幻覚パーティーに参加した7人の女性は免責条項に同意し、心の状態を問う質問用紙に書き込み、軽い診察を受ける。儀式をリードするのはチリ生まれのアメリカ人であるアンドレア・ルーシーで、彼女はアメリカ退役軍人の治療に携わって来た。
キノコ茶入りの茶碗に燃やした薬草の煙を吹きかけながら、ルーシーはメキシコ原住民の霊能師であるマリア・サビナの書いた詩を読む。
「美しい愛で癒せ。汝は医術である」とルーシーは唱える。彼女自身はチリのマプチェ原住民出身である。

儀式が始まって40分ほど経つと変化が現れた。数人が泣き始め、一人は突然大声で笑いだす。ジェナ・ランバドグロッソは泣き叫んで部屋を飛び出し、階下にいるルーシーに抱きついて「何故だ、何故だ」と叫ぶ。彼女は子供の時分の性的虐待を思い出したらしい。

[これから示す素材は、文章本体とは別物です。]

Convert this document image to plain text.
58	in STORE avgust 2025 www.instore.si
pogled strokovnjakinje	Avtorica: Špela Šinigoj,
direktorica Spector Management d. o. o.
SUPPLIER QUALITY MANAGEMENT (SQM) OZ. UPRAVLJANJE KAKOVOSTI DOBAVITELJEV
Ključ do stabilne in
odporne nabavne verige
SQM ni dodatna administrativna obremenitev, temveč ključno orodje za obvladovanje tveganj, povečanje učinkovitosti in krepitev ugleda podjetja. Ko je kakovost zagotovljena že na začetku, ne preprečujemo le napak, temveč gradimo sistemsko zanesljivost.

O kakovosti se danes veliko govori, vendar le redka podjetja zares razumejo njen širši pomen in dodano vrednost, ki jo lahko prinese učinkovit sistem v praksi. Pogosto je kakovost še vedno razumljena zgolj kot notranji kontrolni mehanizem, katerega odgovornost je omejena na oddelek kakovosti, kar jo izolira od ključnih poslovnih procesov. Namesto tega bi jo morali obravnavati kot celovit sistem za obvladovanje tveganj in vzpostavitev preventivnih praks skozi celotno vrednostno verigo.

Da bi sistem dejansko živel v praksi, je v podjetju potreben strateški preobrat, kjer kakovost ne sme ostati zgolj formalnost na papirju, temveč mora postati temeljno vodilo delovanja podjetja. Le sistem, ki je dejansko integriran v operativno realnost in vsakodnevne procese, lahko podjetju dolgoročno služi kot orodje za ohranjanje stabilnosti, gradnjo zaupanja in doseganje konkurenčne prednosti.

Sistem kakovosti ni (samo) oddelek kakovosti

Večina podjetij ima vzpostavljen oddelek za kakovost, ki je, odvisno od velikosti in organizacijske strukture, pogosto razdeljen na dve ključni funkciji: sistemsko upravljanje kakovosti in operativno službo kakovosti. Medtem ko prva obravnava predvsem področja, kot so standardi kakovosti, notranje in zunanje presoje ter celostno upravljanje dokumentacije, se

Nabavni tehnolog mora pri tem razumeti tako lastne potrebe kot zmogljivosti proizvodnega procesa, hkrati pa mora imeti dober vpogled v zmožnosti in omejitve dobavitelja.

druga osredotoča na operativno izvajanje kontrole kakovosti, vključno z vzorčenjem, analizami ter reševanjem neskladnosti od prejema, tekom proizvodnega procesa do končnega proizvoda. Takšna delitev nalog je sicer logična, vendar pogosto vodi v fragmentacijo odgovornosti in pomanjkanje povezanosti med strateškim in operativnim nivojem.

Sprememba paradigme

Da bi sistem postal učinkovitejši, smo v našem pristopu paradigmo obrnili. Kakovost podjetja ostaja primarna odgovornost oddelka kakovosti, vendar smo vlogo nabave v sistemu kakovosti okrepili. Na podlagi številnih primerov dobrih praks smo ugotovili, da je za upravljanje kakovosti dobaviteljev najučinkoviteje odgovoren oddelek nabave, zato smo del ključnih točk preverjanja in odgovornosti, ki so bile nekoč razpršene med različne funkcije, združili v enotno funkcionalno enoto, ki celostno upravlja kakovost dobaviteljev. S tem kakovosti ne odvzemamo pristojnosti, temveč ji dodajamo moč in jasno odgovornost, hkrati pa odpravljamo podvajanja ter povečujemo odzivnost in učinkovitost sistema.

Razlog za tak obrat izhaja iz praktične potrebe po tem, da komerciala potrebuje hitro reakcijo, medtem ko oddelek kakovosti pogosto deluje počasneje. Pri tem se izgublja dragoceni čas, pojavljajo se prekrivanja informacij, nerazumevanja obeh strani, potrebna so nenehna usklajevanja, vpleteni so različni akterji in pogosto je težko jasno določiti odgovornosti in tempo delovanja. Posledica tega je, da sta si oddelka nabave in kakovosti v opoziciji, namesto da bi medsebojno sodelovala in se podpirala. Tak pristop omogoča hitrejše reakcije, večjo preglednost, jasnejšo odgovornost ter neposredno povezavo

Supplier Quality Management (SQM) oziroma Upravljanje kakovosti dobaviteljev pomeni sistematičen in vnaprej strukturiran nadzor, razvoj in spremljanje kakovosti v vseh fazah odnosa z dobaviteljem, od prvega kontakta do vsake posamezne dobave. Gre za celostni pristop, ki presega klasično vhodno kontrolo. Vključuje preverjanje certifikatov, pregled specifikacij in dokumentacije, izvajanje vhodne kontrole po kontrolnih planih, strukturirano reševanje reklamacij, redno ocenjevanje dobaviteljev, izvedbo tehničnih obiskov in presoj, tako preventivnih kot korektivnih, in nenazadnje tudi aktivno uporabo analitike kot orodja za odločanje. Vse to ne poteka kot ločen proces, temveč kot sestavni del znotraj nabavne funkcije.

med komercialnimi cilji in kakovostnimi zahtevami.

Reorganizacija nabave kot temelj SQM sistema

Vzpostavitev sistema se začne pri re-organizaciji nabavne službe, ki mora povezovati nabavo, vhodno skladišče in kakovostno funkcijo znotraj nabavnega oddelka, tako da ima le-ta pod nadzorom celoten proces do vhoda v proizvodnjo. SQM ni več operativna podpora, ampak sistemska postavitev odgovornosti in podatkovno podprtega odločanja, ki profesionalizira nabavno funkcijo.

泣き始めたサマンサ・ユアンも子供のころのトローマを思い出した。彼女は性的虐待の苦しみを酒と薬物でごまかしていた。
「ここでは自分に共感し自分を優しく見つめるのです」と37歳のユアンは言う。彼女の目的は陸軍にいた時に受けたレイプの記憶を癒すことであった。
「儀式では許す事を学びます。許す事によってトローマと折り合えるのです」とユアンは言う。
多くの参加者は幻覚から覚めると安らぎを覚えて、互いに幻覚体験を語り合う。

翌朝は5-MeO-DMT(ヒキガエル毒)の煙を吸う。ポランコはこれをパチンコと呼び、効き目は早く強い。煙を吸うと直ぐ、ユアンはしわがれ声を出しながらマットの上でのたうった。ボスウィックはパニックになって四つん這いになる。ロンバードグロッソは吐き、ゼイゼイ言いながら体を揺する。
「悪魔祓いのようだ。硫黄が沸き上がり真っ暗になった」とロンバードグロッソは言う。

一方、アリソン・ローガンはがっかりした様子だった。
「悲しみを表面化しただけで、洞察とか解決にはほど遠かった」と彼女は言う。

でも他の参加者では苦しみは去り、感情は一変した。
「何か煙に巻かれたような感じだが片頭痛が突然消えてうれしい。今までギュッと握って離さなかった怒りとか不満を放した感じだ」とボスウィックは言う。

隠れ家での幻覚体験の後、ユアンにその後を聞くと「毎日エネルギーでいっぱいです」と言う。ロンバードグロッソは、今は亡くなった母の衝撃が治まり気持ちが未来に向き始めたと言う。
「もうバラバラではないです」と彼女はオクラホマ州タルサの家から言ってきた。